Tattoos are, supposedly, permanent. That is, after all, the entire appeal. If you’ve decided that your back piece of Link and Sonic in a passionate embrace was a bad idea, your options aren’t great. Getting your skin blasted with a laser can trigger allergic reactions and scar or discolor the skin. So a Canadian graduate student decided to come up with a better solution: a tattoo removal cream.
Such creams already exist, but they work by, uh, peeling off your skin. Alec Falkenham’s cream, on the other hand, removes them by attacking them at the source.
Here’s how tattoos work: As the ink is injected into your skin, your body’s immune system attacks it with macrophages, little Pac-Man-like creatures that eat things that aren’t supposed to be in your body and then go to the lymph nodes to be flushed. Some of them eat too much ink, though, and get stranded in your skin, forming your tattoo.
Falkenham’s cream just starts the process all over again. It brings in new macrophages to eat those ink-filled little guys and flush it down the lymph nodes. The tattoo just fades away until it was never there. Best of all, it’s cheap. Falkenham’s got treatment down to $4.50 per application over a 4″ by 4″ square of skin.

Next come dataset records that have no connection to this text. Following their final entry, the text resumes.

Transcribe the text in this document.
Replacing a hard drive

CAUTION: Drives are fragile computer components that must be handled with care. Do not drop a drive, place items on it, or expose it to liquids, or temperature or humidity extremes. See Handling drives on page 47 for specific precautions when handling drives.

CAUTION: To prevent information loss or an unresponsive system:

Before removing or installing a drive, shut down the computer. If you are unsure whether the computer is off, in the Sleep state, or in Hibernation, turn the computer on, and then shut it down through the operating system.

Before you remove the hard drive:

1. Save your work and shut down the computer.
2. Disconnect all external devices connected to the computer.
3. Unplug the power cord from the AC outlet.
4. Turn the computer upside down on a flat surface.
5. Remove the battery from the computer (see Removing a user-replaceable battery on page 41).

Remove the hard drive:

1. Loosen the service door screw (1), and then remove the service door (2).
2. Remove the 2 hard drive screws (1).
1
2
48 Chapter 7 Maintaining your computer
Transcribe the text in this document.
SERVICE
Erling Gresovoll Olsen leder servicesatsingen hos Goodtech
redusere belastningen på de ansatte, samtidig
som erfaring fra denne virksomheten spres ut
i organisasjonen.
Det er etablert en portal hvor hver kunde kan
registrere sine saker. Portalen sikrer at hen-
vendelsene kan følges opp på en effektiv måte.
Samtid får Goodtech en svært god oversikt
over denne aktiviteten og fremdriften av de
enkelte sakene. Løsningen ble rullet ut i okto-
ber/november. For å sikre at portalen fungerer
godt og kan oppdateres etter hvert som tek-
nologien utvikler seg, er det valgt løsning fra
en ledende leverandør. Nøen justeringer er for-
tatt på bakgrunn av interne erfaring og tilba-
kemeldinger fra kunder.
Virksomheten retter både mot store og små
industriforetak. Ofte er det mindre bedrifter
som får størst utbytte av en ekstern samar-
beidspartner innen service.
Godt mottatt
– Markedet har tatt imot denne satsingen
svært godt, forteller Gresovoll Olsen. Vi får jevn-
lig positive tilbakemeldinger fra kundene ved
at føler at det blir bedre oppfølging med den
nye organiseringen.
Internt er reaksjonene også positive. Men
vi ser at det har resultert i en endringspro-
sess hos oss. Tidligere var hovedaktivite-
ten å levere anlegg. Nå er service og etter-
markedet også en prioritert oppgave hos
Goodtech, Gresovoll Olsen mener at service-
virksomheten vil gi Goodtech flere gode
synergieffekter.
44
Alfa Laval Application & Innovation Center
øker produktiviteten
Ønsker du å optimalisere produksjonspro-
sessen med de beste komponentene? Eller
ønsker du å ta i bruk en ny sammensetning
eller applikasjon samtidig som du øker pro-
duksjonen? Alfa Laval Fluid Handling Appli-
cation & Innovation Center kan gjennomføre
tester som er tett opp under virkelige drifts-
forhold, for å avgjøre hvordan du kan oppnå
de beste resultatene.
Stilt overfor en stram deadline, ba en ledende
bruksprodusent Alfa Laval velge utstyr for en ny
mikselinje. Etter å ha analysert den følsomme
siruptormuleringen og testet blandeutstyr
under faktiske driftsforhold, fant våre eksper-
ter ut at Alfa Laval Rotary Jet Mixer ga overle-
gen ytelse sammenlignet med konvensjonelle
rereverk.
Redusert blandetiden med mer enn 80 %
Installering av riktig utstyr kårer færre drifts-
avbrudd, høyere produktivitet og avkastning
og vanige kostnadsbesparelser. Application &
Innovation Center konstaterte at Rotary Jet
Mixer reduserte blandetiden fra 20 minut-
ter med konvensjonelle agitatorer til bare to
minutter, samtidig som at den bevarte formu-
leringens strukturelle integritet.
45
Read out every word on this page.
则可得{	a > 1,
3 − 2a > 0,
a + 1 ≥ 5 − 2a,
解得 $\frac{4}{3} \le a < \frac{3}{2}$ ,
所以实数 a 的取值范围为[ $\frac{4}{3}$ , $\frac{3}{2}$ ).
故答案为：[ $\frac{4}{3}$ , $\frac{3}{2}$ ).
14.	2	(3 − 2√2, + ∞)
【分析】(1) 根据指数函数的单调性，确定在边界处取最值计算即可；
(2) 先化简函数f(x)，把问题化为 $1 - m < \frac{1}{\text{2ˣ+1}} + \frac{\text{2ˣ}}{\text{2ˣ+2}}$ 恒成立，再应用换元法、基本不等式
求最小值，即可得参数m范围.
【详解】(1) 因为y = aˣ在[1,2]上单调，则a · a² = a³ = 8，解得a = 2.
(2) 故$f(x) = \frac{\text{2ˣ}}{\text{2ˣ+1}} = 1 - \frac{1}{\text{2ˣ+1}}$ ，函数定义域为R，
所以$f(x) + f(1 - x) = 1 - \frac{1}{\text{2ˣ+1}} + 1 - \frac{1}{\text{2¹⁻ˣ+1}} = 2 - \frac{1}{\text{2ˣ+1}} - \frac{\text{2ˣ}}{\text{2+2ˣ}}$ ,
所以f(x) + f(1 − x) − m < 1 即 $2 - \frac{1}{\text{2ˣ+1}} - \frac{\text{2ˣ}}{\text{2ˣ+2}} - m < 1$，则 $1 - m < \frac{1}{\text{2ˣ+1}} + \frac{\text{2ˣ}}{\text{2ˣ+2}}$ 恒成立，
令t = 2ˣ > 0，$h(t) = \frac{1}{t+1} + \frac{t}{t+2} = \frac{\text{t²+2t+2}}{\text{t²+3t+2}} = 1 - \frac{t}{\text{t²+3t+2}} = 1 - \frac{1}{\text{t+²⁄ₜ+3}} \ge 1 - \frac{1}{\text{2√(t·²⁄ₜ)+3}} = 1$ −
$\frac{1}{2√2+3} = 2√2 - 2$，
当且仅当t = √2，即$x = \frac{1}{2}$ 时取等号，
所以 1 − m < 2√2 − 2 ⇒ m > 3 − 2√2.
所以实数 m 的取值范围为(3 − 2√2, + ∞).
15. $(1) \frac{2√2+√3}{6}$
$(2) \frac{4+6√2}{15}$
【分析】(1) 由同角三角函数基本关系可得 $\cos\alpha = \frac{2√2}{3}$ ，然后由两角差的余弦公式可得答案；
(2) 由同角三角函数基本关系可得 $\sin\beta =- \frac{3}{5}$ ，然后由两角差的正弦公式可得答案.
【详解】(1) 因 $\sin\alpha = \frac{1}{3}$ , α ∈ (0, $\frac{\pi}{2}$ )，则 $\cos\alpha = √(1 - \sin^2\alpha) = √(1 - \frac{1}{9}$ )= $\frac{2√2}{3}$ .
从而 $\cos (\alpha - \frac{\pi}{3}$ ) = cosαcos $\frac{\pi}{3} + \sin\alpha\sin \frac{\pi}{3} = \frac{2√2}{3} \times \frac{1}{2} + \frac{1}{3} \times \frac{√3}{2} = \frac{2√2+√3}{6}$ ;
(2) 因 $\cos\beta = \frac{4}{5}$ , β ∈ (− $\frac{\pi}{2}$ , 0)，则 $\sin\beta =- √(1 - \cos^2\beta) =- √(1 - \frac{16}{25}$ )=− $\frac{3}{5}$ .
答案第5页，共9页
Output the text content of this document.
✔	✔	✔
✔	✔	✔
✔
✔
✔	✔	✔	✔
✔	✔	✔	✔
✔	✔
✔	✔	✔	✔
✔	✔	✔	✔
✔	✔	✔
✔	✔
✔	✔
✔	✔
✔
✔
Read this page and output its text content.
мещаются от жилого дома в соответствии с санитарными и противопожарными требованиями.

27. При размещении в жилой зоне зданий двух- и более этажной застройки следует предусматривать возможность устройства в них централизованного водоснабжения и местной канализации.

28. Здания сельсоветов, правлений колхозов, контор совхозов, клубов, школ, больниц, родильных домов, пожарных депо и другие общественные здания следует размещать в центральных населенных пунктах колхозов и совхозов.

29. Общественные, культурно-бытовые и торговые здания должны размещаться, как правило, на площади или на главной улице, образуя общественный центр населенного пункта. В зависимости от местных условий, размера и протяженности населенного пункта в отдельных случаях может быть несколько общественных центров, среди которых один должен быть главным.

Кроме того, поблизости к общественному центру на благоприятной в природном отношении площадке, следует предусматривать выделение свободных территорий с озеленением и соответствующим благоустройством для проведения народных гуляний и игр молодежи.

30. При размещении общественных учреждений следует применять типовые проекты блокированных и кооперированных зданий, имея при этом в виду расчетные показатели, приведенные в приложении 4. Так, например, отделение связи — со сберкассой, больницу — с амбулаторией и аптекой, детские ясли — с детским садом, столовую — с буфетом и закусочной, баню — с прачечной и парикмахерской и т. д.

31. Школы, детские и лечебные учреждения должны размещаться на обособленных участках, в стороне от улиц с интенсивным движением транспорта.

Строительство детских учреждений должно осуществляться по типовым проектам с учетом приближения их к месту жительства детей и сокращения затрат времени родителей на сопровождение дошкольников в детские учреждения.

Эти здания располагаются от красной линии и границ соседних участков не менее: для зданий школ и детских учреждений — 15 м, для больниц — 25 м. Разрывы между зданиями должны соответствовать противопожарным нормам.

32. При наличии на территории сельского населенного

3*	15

Falkenham’s currently working on patenting the technique, but with more and more terrible tattoos, you’ll see this on drugstore shelves sooner rather than later. In the meantime, Falkenham can focus on his doctoral project, which uses the same basic technique to keep scar tissue from building up in the heart. Perhaps we can use some of that tattoo removal money to give him a better lab for that one? That seems like something we want to fast-track.